“Grotesque as a Moral Testimony of a Traumatized Communist Era”**
Tetova, September 25, 2025 – In the academic amphitheater of the University of Tetova, where voices of knowledge and critical thought converge to reflect on Albanian cultural heritage and literary interculturality, the 19th International Seminar of Albanology was inaugurated, bearing the central theme:
“Cultural Dialogue between Albanian and World Literature.”
Among the most distinguished voices that resonated strongly in this scholarly forum was that of the researcher of modern and post-communist literature, Dr. Mujë Buçpapaj from Tirana. He delivered a profound and well-articulated analysis on a theme that continues to challenge the collective Albanian consciousness and contemporary aesthetic discourse.
In his presentation titled
“The Portrayal of a Grotesque Reality and a Traumatized Communist Society in Contemporary Novels,”
Dr. Buçpapaj offered a complex perspective on how grotesque elements, irony, and documentary realism are employed to construct narratives that confront historical silence and reveal the unhealed wounds of a repressive era.
At the center of his study stood the novel The Second Devil by Qazim Shehu, which, according to the scholar, transcends its literary form to become an indictment and an ethical document against forgetfulness. Applying a text-analytical and comparative methodology, Dr. Buçpapaj placed Shehu’s novel in dialogue with works by other Albanian and foreign authors—such as Ismail Kadare, Fatos Kongoli, Flamur Buçpapaj, Bashkim Shehu, Bashkim Hoxha, and the German-Romanian Nobel laureate Herta Müller—to construct a polyphonic map of the experience and representation of dictatorship.
At the heart of his analysis, Dr. Buçpapaj explored how grotesque aesthetics and the ironic rendering of absurd realities become both artistic and ethical tools for narrating, through the metaphor of the Albanian gulag, an existential experience that surpasses the political and enters the realm of human tragedy.
Characters such as Arsen Lipa, a silent survivor of systemic injustice, and Idrizi, a moral figure and symbol of quiet resistance, were examined as metaphors for individuals who preserve their dignity in a world shattered by fear, blackmail, and ideological hypocrisy.

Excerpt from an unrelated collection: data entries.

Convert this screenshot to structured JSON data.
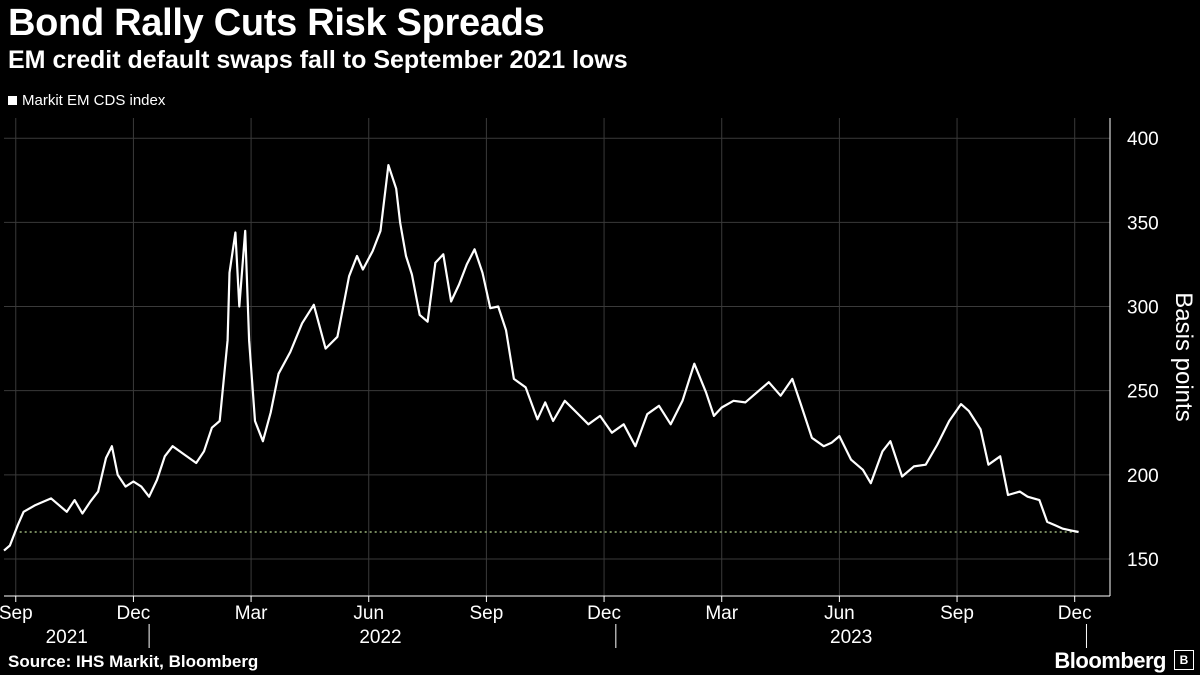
{
  "chart_data": {
    "type": "line",
    "title": "Bond Rally Cuts Risk Spreads",
    "subtitle": "EM credit default swaps fall to September 2021 lows",
    "legend": [
      "Markit EM CDS index"
    ],
    "ylabel": "Basis points",
    "ylim": [
      128,
      412
    ],
    "yticks": [
      150,
      200,
      250,
      300,
      350,
      400
    ],
    "xlim": [
      0,
      28.2
    ],
    "xticks": [
      {
        "x": 0.3,
        "label": "Sep"
      },
      {
        "x": 3.3,
        "label": "Dec"
      },
      {
        "x": 6.3,
        "label": "Mar"
      },
      {
        "x": 9.3,
        "label": "Jun"
      },
      {
        "x": 12.3,
        "label": "Sep"
      },
      {
        "x": 15.3,
        "label": "Dec"
      },
      {
        "x": 18.3,
        "label": "Mar"
      },
      {
        "x": 21.3,
        "label": "Jun"
      },
      {
        "x": 24.3,
        "label": "Sep"
      },
      {
        "x": 27.3,
        "label": "Dec"
      }
    ],
    "years": [
      {
        "center": 1.6,
        "label": "2021"
      },
      {
        "center": 9.6,
        "label": "2022"
      },
      {
        "center": 21.6,
        "label": "2023"
      }
    ],
    "year_separators": [
      3.7,
      15.6,
      27.6
    ],
    "reference_line": {
      "value": 166,
      "style": "dotted"
    },
    "series": [
      {
        "name": "Markit EM CDS index",
        "x": [
          0,
          0.15,
          0.35,
          0.5,
          0.8,
          1.0,
          1.2,
          1.4,
          1.6,
          1.8,
          2.0,
          2.2,
          2.4,
          2.6,
          2.75,
          2.9,
          3.1,
          3.3,
          3.5,
          3.7,
          3.9,
          4.1,
          4.3,
          4.6,
          4.9,
          5.1,
          5.3,
          5.5,
          5.7,
          5.75,
          5.9,
          6.0,
          6.15,
          6.25,
          6.4,
          6.6,
          6.8,
          7.0,
          7.3,
          7.6,
          7.9,
          8.2,
          8.5,
          8.8,
          9.0,
          9.15,
          9.4,
          9.6,
          9.8,
          10.0,
          10.1,
          10.25,
          10.4,
          10.6,
          10.8,
          11.0,
          11.2,
          11.4,
          11.6,
          11.8,
          12.0,
          12.2,
          12.4,
          12.6,
          12.8,
          13.0,
          13.3,
          13.6,
          13.8,
          14.0,
          14.3,
          14.6,
          14.9,
          15.2,
          15.5,
          15.8,
          16.1,
          16.4,
          16.7,
          17.0,
          17.3,
          17.6,
          17.9,
          18.1,
          18.3,
          18.6,
          18.9,
          19.2,
          19.5,
          19.8,
          20.1,
          20.3,
          20.6,
          20.9,
          21.1,
          21.3,
          21.6,
          21.9,
          22.1,
          22.4,
          22.6,
          22.9,
          23.2,
          23.5,
          23.8,
          24.1,
          24.4,
          24.6,
          24.9,
          25.1,
          25.4,
          25.6,
          25.9,
          26.1,
          26.4,
          26.6,
          26.8,
          27.0,
          27.2,
          27.4
        ],
        "values": [
          155,
          158,
          170,
          178,
          182,
          184,
          186,
          182,
          178,
          185,
          177,
          184,
          190,
          210,
          217,
          200,
          193,
          196,
          193,
          187,
          197,
          211,
          217,
          212,
          207,
          214,
          228,
          232,
          280,
          320,
          344,
          300,
          345,
          280,
          232,
          220,
          237,
          260,
          273,
          290,
          301,
          275,
          282,
          318,
          330,
          322,
          333,
          345,
          384,
          370,
          350,
          330,
          319,
          295,
          291,
          326,
          331,
          303,
          313,
          325,
          334,
          320,
          299,
          300,
          286,
          257,
          252,
          233,
          243,
          232,
          244,
          237,
          230,
          235,
          225,
          230,
          217,
          236,
          241,
          230,
          244,
          266,
          249,
          235,
          240,
          244,
          243,
          249,
          255,
          247,
          257,
          243,
          222,
          217,
          219,
          223,
          209,
          203,
          195,
          214,
          220,
          199,
          205,
          206,
          218,
          232,
          242,
          238,
          227,
          206,
          211,
          188,
          190,
          187,
          185,
          172,
          170,
          168,
          167,
          166
        ]
      }
    ]
  },
  "footer": {
    "source": "Source: IHS Markit, Bloomberg",
    "brand": "Bloomberg",
    "brand_mark": "B"
  },
  "colors": {
    "background": "#000000",
    "line": "#ffffff",
    "grid": "#3a3a3a",
    "reference": "#9ab37a"
  }
}
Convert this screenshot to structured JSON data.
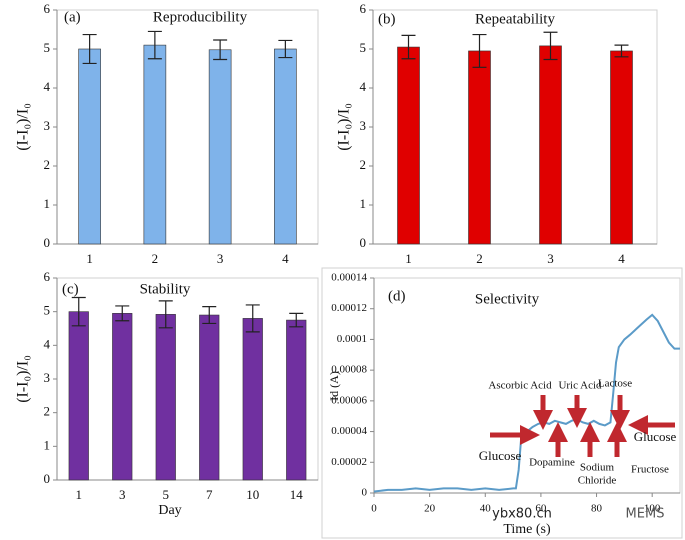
{
  "chart_data": [
    {
      "type": "bar",
      "panel_label": "(a)",
      "title": "Reproducibility",
      "y_label": "(I-I₀)/I₀",
      "categories": [
        "1",
        "2",
        "3",
        "4"
      ],
      "values": [
        5.0,
        5.1,
        4.98,
        5.0
      ],
      "errors": [
        0.37,
        0.35,
        0.25,
        0.22
      ],
      "color": "#7fb3ea",
      "ylim": [
        0,
        6
      ],
      "yticks": [
        0,
        1,
        2,
        3,
        4,
        5,
        6
      ]
    },
    {
      "type": "bar",
      "panel_label": "(b)",
      "title": "Repeatability",
      "y_label": "(I-I₀)/I₀",
      "categories": [
        "1",
        "2",
        "3",
        "4"
      ],
      "values": [
        5.05,
        4.95,
        5.08,
        4.95
      ],
      "errors": [
        0.3,
        0.42,
        0.35,
        0.15
      ],
      "color": "#e00000",
      "ylim": [
        0,
        6
      ],
      "yticks": [
        0,
        1,
        2,
        3,
        4,
        5,
        6
      ]
    },
    {
      "type": "bar",
      "panel_label": "(c)",
      "title": "Stability",
      "y_label": "(I-I₀)/I₀",
      "x_label": "Day",
      "categories": [
        "1",
        "3",
        "5",
        "7",
        "10",
        "14"
      ],
      "values": [
        5.0,
        4.95,
        4.92,
        4.9,
        4.8,
        4.75
      ],
      "errors": [
        0.42,
        0.22,
        0.4,
        0.25,
        0.4,
        0.2
      ],
      "color": "#7030a0",
      "ylim": [
        0,
        6
      ],
      "yticks": [
        0,
        1,
        2,
        3,
        4,
        5,
        6
      ]
    },
    {
      "type": "line",
      "panel_label": "(d)",
      "title": "Selectivity",
      "y_label": "Id (A)",
      "x_label": "Time (s)",
      "x": [
        0,
        5,
        10,
        15,
        20,
        25,
        30,
        35,
        40,
        45,
        50,
        51,
        52,
        53,
        55,
        57,
        59,
        61,
        63,
        65,
        67,
        69,
        71,
        73,
        75,
        77,
        79,
        81,
        83,
        85,
        86,
        87,
        88,
        90,
        92,
        95,
        98,
        100,
        102,
        104,
        106,
        108,
        110
      ],
      "values": [
        1e-06,
        2e-06,
        2e-06,
        3e-06,
        2e-06,
        3e-06,
        3e-06,
        2e-06,
        3e-06,
        2e-06,
        3e-06,
        3e-06,
        1.5e-05,
        3.8e-05,
        4e-05,
        4.3e-05,
        4.5e-05,
        4.6e-05,
        4.5e-05,
        4.7e-05,
        4.6e-05,
        4.5e-05,
        4.7e-05,
        4.8e-05,
        4.6e-05,
        4.5e-05,
        4.7e-05,
        4.5e-05,
        4.4e-05,
        4.6e-05,
        6.5e-05,
        8.5e-05,
        9.5e-05,
        0.0001,
        0.000103,
        0.000108,
        0.000113,
        0.000116,
        0.000112,
        0.000105,
        9.8e-05,
        9.4e-05,
        9.4e-05
      ],
      "color": "#5b9bc8",
      "xlim": [
        0,
        110
      ],
      "xticks": [
        0,
        20,
        40,
        60,
        80,
        100
      ],
      "ylim": [
        0,
        0.00014
      ],
      "yticks": [
        0,
        2e-05,
        4e-05,
        6e-05,
        8e-05,
        0.0001,
        0.00012,
        0.00014
      ],
      "annotations": [
        "Ascorbic Acid",
        "Uric Acid",
        "Lactose",
        "Glucose",
        "Dopamine",
        "Sodium",
        "Chloride",
        "Fructose",
        "Glucose"
      ],
      "watermark": [
        "ybx80.cn",
        "MEMS"
      ]
    }
  ]
}
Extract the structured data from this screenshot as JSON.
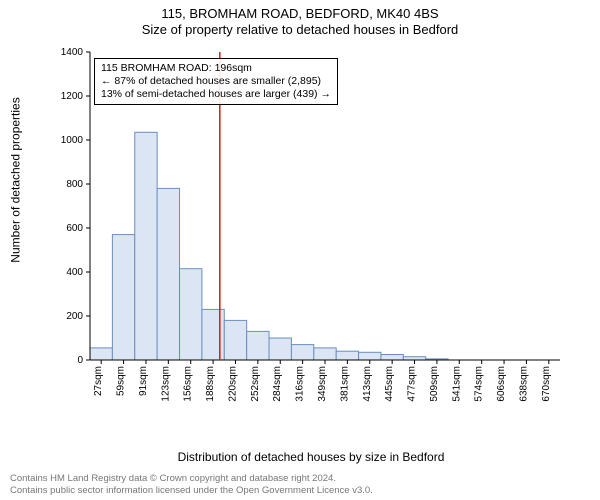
{
  "title_line1": "115, BROMHAM ROAD, BEDFORD, MK40 4BS",
  "title_line2": "Size of property relative to detached houses in Bedford",
  "ylabel": "Number of detached properties",
  "xlabel": "Distribution of detached houses by size in Bedford",
  "footer_line1": "Contains HM Land Registry data © Crown copyright and database right 2024.",
  "footer_line2": "Contains public sector information licensed under the Open Government Licence v3.0.",
  "annotation": {
    "line1": "115 BROMHAM ROAD: 196sqm",
    "line2": "← 87% of detached houses are smaller (2,895)",
    "line3": "13% of semi-detached houses are larger (439) →"
  },
  "chart": {
    "type": "histogram",
    "x_categories": [
      "27sqm",
      "59sqm",
      "91sqm",
      "123sqm",
      "156sqm",
      "188sqm",
      "220sqm",
      "252sqm",
      "284sqm",
      "316sqm",
      "349sqm",
      "381sqm",
      "413sqm",
      "445sqm",
      "477sqm",
      "509sqm",
      "541sqm",
      "574sqm",
      "606sqm",
      "638sqm",
      "670sqm"
    ],
    "values": [
      55,
      570,
      1035,
      780,
      415,
      230,
      180,
      130,
      100,
      70,
      55,
      40,
      35,
      25,
      15,
      5,
      0,
      0,
      0,
      0,
      0
    ],
    "ylim": [
      0,
      1400
    ],
    "ytick_step": 200,
    "bar_fill": "#dbe5f4",
    "bar_stroke": "#6a8fbf",
    "vline_color": "#d11a1a",
    "vline_x_index": 5.3,
    "axis_color": "#000000",
    "tick_font_size": 10,
    "label_font_size": 12,
    "bar_width_ratio": 1.0,
    "background_color": "#ffffff",
    "annotation_box_border": "#000000",
    "annotation_box_bg": "#ffffff"
  }
}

In a detailed comparison with Herta Müller’s The Land of Green Plums, the scholar focused on the stylistic nuances and narrative approaches that distinguish—but also unite—the experiences of Eastern European dictatorships. Shehu, according to Buçpapaj, constructs a simple yet emotionally charged narrative, imbued with bitter realism and an uncompromising ethical stance toward the past.
In concluding his lecture, Dr. Mujë Buçpapaj emphasized that post-communist Albanian literature, with novels such as The Second Devil, carries the weight of collective memory—a past not archived, but continuously returned to, in order to be understood, questioned, and transformed into a more enlightened historical and civic consciousness.
His contribution was met with particular interest by the audience, sparking vibrant debate and deep reflection on the role of literature as a medium of truth.
In an era where narratives of dictatorship are often replaced by silence or fabricated nostalgia, Dr. Buçpapaj’s voice stands out as a clear and unwavering call for truth through the art of the written word.